Sem surpresas, encontrei um guitarrista mais liberto do jugo e do
jogo de ritmos e dinâmicas melódicas que vem sendo a sua imagem de
marca, que tanto evocam o saudoso Jack Rose como o mítico John
Fahey, a música tradicional portuguesa ou o folk, quando ainda
fresco e relevante.
O New York Times e outras publicações inevitavelmente rendem-se às suas qualidades
instrumentais e criativas, mas o seu caminho prossegue parelelamente
a este crescendo de visibilidade, com viagens, residências
artísticas e parcerias que vêm tornando a sua música muito mais do
que puro virtuosismo.
Norberto, no novo Fornalha (three:four
records, 2014) que apresentou quase na íntegra (e
podem escutar AQUI),
abandona a sua (e a nossa) zona de conforto e atira-se com unhas e
dentes às maravilhas da electricidade e da improvisação.
Fornalha (2013, three:four records) |
O resultado foi um concerto em que
nem tudo correu às mil maravilhas, com alguns "pregos" à
mistura e feedbacks involuntários,
que intensificaram ainda mais o seu exercício de liberdade, como uma
longa inspiração para oxigenar os nossos cérebros.
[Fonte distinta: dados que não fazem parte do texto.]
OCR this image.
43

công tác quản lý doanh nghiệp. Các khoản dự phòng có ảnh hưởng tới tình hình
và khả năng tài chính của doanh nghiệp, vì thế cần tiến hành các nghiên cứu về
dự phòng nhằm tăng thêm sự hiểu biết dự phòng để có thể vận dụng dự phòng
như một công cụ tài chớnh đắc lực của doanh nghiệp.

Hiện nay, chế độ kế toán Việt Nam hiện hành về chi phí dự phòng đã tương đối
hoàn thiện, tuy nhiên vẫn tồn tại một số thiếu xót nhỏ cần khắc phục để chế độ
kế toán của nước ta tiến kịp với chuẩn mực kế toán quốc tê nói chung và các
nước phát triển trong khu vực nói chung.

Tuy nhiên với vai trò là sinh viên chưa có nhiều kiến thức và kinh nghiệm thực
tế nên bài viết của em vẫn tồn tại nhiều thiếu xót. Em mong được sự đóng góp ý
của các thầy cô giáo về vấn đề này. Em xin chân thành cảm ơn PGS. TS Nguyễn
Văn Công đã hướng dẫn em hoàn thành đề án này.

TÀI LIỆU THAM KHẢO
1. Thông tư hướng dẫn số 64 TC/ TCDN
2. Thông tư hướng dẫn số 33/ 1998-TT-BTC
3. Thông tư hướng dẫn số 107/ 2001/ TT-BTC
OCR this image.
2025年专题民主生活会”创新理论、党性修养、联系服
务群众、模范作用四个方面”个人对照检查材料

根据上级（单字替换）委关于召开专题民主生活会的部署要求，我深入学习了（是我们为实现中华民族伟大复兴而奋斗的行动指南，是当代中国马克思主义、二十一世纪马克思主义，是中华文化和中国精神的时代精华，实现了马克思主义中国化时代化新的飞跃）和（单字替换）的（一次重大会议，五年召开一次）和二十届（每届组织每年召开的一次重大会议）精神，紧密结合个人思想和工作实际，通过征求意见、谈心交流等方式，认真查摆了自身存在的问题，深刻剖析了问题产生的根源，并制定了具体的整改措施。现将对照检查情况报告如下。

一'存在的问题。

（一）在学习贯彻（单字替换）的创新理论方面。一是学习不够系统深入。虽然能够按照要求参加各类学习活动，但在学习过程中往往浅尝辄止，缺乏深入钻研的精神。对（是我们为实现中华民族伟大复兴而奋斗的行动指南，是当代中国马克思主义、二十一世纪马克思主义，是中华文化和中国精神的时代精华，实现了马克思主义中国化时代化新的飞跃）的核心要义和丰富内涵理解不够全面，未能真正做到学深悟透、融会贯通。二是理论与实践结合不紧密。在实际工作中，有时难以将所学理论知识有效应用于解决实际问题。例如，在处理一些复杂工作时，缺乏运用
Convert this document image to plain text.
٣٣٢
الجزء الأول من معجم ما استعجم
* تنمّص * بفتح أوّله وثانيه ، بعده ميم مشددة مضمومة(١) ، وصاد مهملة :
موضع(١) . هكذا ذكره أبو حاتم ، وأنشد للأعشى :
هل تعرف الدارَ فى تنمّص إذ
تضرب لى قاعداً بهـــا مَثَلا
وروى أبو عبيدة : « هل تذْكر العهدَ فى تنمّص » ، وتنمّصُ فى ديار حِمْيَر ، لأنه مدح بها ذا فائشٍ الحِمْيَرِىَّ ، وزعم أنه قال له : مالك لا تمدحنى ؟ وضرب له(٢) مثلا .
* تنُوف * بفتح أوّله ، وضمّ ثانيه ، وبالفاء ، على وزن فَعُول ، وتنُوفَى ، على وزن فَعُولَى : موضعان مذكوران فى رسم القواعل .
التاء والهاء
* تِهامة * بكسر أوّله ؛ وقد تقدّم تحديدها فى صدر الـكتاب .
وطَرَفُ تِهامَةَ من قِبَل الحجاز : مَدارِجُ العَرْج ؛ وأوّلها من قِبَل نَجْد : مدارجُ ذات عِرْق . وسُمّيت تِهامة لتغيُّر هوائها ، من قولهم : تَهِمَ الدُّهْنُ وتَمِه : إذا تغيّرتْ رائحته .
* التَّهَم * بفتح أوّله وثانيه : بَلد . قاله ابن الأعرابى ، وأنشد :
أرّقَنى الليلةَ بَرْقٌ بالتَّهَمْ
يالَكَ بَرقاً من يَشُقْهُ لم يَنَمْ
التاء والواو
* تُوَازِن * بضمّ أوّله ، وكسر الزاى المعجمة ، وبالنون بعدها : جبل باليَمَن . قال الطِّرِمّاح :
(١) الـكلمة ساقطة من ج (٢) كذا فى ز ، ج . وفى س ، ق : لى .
Em todos os seus concertos, o guitarrista tem por hábito ter a
melodia em forma de canção como mero ponto de referência, a que
regressa a espaços para nos manter a seu lado no percurso que vai
explorando ao longo de cada trecho, que frequentemente aglutina em
espaços de longos minutos sem paragens .
Neste caso, o formato canção cedeu
lugar à diatribe improvisatória, que ocupa a esmagora maioria do
espaço já exíguo (aproximadamente 32 minutos) de Fornalha.
Propositadamente, Norberto deixa-nos sós, larga-nos a mão e voa
quando a agitação é maior, deixando-nos a braços com a tarefa de
reencontrarmos o caminho de regresso a casa. Chegados ao destino,
reencontramo-lo, sempre pacato e imperturbável por fora, mas
dominado por um turbilhão de emoções que só a sua música revela
a quem a quiser escutar com ouvidos "de ver".
Os efeitos da sua nova pedaleira são
outros e usados com mestria trazem novas dimensões às composições,
soando como se a sua guitarra se multiplicasse e transmutasse em
melotron, ou
violoncelo ou violino. A alma, essa é a mesma que atravessa toda a
sua obra.
A identidade mantém-se intacta mas a guitarra transfigura-se, talvez
mais próxima do que procura para si: uma câmara de eco de emoções,
plástica e fléxivel como plasticina.
A técnica do ritmo e do dedilhado assoma por vezes, intacta e
impressionante, mas outra(s) voz(es) possuem o seu instrumento,
etéreas mas presas ao âmago do que significa suplantar guitarra e
presença: música pura, sem filtros, ditâmes ou pré-concepções.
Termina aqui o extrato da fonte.